La gráfica popular tiene la capacidad de encapsular épocas. Los carteles de lucha libre, el juego de la lotería, los dibujos de las monografías remiten siempre a un tiempo y a un espacio. Incluso cuando los referentes sean foráneos, encontramos la forma de hacerlos nuestros. Pocas cosas más chilangas que un Bugs Bunny vestido de cholo en el parabrisas de un microbús.
Los rótulos siempre fueron la expresión popular de los anuncios publicitarios. El paisaje urbano bien puede resumirse en ese montón de letreros coloridos que se suceden uno después del otro en paredes, vidrios y puestos de lámina. La caricatura del gallo coqueto, al lado del letrero “Pollos recién matados”. El catrín presumiendo sus cacles de oro: “Zapatería Flexi Al buen paso darle prisa”. El dibujo de un barco sacudido por una ola gigante: “Servicio Express Lavandería”. En los rótulos, el vacile y la exageración se convierten en estilo y narración.
“Se trata de una manifestación cultural asociada a una condición económica media baja y baja —explica Enrique Soto Eguibar en el ensayo “Un guiño en la pared” (El otro muralismo, Artes de México 95, 2009)—. No encontramos rótulos en los centros comerciales de la Ciudad de México ni en las colonias donde se agrupa la gente de mayor potencial económico, como Polanco, Las Lomas o Interlomas; en cambio, en Nezahualcóyotl o Tláhuac, es difícil imaginar un comercio que carezca de un rótulo”.

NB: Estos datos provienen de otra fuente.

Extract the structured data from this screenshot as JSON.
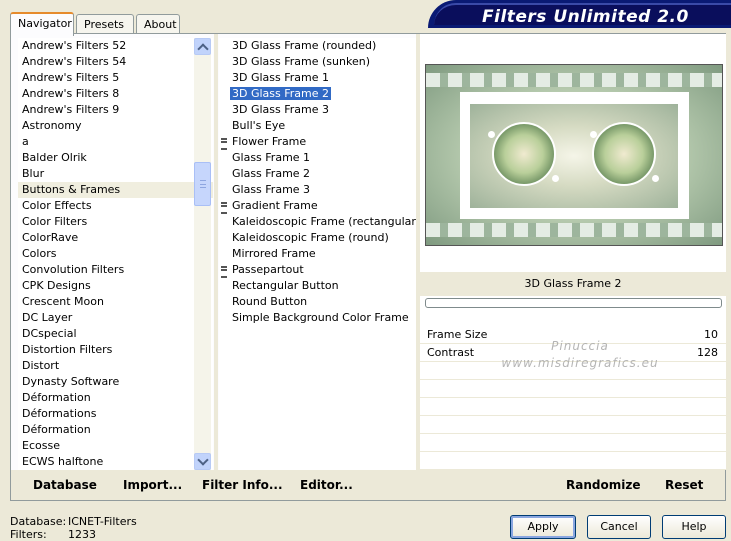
{
  "app": {
    "title": "Filters Unlimited 2.0"
  },
  "tabs": [
    {
      "label": "Navigator",
      "active": true
    },
    {
      "label": "Presets",
      "active": false
    },
    {
      "label": "About",
      "active": false
    }
  ],
  "categories": {
    "selected": "Buttons & Frames",
    "items": [
      "Andrew's Filters 52",
      "Andrew's Filters 54",
      "Andrew's Filters 5",
      "Andrew's Filters 8",
      "Andrew's Filters 9",
      "Astronomy",
      "a",
      "Balder Olrik",
      "Blur",
      "Buttons & Frames",
      "Color Effects",
      "Color Filters",
      "ColorRave",
      "Colors",
      "Convolution Filters",
      "CPK Designs",
      "Crescent Moon",
      "DC Layer",
      "DCspecial",
      "Distortion Filters",
      "Distort",
      "Dynasty Software",
      "Déformation",
      "Déformations",
      "Déformation",
      "Ecosse",
      "ECWS halftone"
    ]
  },
  "filters": {
    "selected": "3D Glass Frame 2",
    "items": [
      {
        "label": "3D Glass Frame (rounded)",
        "group": false
      },
      {
        "label": "3D Glass Frame (sunken)",
        "group": false
      },
      {
        "label": "3D Glass Frame 1",
        "group": false
      },
      {
        "label": "3D Glass Frame 2",
        "group": false
      },
      {
        "label": "3D Glass Frame 3",
        "group": false
      },
      {
        "label": "Bull's Eye",
        "group": false
      },
      {
        "label": "Flower Frame",
        "group": true
      },
      {
        "label": "Glass Frame 1",
        "group": false
      },
      {
        "label": "Glass Frame 2",
        "group": false
      },
      {
        "label": "Glass Frame 3",
        "group": false
      },
      {
        "label": "Gradient Frame",
        "group": true
      },
      {
        "label": "Kaleidoscopic Frame (rectangular)",
        "group": false
      },
      {
        "label": "Kaleidoscopic Frame (round)",
        "group": false
      },
      {
        "label": "Mirrored Frame",
        "group": false
      },
      {
        "label": "Passepartout",
        "group": true
      },
      {
        "label": "Rectangular Button",
        "group": false
      },
      {
        "label": "Round Button",
        "group": false
      },
      {
        "label": "Simple Background Color Frame",
        "group": false
      }
    ]
  },
  "preview": {
    "filter_name": "3D Glass Frame 2",
    "watermark_line1": "Pinuccia",
    "watermark_line2": "www.misdiregrafics.eu"
  },
  "params": [
    {
      "label": "Frame Size",
      "value": "10"
    },
    {
      "label": "Contrast",
      "value": "128"
    }
  ],
  "actions": {
    "database": "Database",
    "import": "Import...",
    "filter_info": "Filter Info...",
    "editor": "Editor...",
    "randomize": "Randomize",
    "reset": "Reset"
  },
  "footer": {
    "database_label": "Database:",
    "database_value": "ICNET-Filters",
    "filters_label": "Filters:",
    "filters_value": "1233",
    "apply": "Apply",
    "cancel": "Cancel",
    "help": "Help"
  },
  "colors": {
    "selection": "#316ac5",
    "banner": "#0a1a74",
    "tab_accent": "#e68b2c",
    "dialog_bg": "#ece9d8"
  }
}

“Hay algo de psicología en este oficio —explica Martín, el último rotulista de la calle Perú—. Los colores que usábamos dependían del tipo de negocio. Para una peluquería, letras azules y rojas, aunque hoy se usa el color morado. Las carnicerías, blancas con colores rojos que remitan a la sangre. Y hay que usar el humor: en un local de pollos rostizados hay que dibujar pollos en una rueda de la fortuna. Ese es el detalle: los rótulos dan personalidad. Pero hace años servían para otra cosa: en su momento, mucha gente no sabía leer ni escribir”.
El principio del fin
Casi todos coinciden: la impresión digital es la razón detrás de la debacle del oficio. Actualmente, la mayoría de los negocios prefieren esta opción por su precio y su accesibilidad, quizá no saben que los colores se desgastarán más rápido que en un rótulo tradicional.
En su taller del número 58, Martín termina su último trabajo: un letrero amarillo con letras negras para un restaurante gourmet que acaba de abrir sus puertas. El último rotulista de Perú ya no pinta letras sobre los muros del Centro. Se arriesga a ser detenido, pues la policía le exige un engorroso trámite para poder trabajar en la calle.
Pero, por suerte, no todo está perdido todavía. El furor por el diseño mexicano ha hecho que festivales como All City Canvas o instituciones como el Museo Universitario de Ciencias y Arte busquen a Martín para rotular sus espacios o crear piezas de exposición. Que la imagen de un puerquito bañándose feliz en un cazo caliente pueda llegar al Museo de Arte Moderno llama la atención. Tal vez los rótulos son como pinturas rupestres, vestigios de una ciudad que comienza a borrarse. Pero también, cree Martín, se trata de una forma de devolverle la dignidad a un oficio.